Asset manager says global investors foresee stumbling blocks in economic recovery and are hedging their bets with alternative investments like property.

Investors worldwide are increasing their allocations to alternative investments like property to compensate for faltering performance in the equities markets, according to research from Sydney-based fund manager AMP Capital. The shift in emphasis comes after investors enjoyed strong returns from equities in 2013.

In AMP Capital’s latest Institutional Investor Report, more than a third of respondents anticipated increasing their allocation to direct real estate this coming year.
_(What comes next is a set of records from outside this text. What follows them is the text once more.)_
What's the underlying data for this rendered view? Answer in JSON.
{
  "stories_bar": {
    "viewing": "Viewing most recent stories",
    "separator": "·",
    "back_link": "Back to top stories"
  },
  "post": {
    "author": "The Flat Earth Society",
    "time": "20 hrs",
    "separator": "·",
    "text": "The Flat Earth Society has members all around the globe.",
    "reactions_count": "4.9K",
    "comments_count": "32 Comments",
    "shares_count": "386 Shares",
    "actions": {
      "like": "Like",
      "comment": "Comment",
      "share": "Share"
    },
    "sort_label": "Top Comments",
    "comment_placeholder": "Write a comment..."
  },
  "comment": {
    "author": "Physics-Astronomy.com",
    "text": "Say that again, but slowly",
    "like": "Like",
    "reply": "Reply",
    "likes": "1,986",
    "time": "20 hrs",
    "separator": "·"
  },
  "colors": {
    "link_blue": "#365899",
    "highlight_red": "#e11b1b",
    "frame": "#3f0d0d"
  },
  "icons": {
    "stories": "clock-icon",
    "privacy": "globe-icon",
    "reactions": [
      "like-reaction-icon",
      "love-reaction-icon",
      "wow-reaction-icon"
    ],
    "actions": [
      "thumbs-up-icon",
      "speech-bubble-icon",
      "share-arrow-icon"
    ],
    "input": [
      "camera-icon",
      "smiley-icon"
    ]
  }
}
In addition, 45 percent expected to increase their allocations to private equity while 24 percent expected to increase investment in direct infrastructure.

The emphasis on alternatives may seem odd given the bullish equity markets last year, the study noted. However, AMP’s survey found that investors did not expect the positive market sentiment to continue, and have in fact decreased their return forecasts for next year in the face of global market uncertainties.

Of AMP’s 58 institutional investor respondents, which collectively manage $2.4 trillion globally, approximately 93 percent either met or exceeded their return expectations in 2013. Portfolios returned 13 percent on average last year, but in the face of global economic and political uncertainties, investors have downgraded their return expectations to 7.3 percent on average for the rest of 2014.

“Institutional investors enjoyed a stellar year in 2013 largely due to the bull market in equities around the world,” said AMP Capital international chief executive and head of global clients Anthony Fasso. However, “looking ahead, investors have uncertain expectations.”

“Their concerns are based around the risks they see to the global economy including the ongoing crisis in Ukraine, the end of quantitative easing by central banks and questions over the future direction of China’s economy,” he explained. Consequently, “investors’ planned allocation increases for the rest of 2014 are most pronounced in alternative assets especially in private equity and direct real estate and infrastructure.”

Direct real estate investment was most popular among investors based in Europe and the Middle East, where 59 percent of respondents said they intended to increase their allocation to the asset class. In Asia, 28 percent of respondents said the same, while only 22 percent favored direct real estate increases in the Americas. By the same token, 31 percent of investors intend to move out of domestic equities, 26 percent are decreasing their allocation to cash and 21 percent said they would reduce the domestic fixed income portion of their portfolio.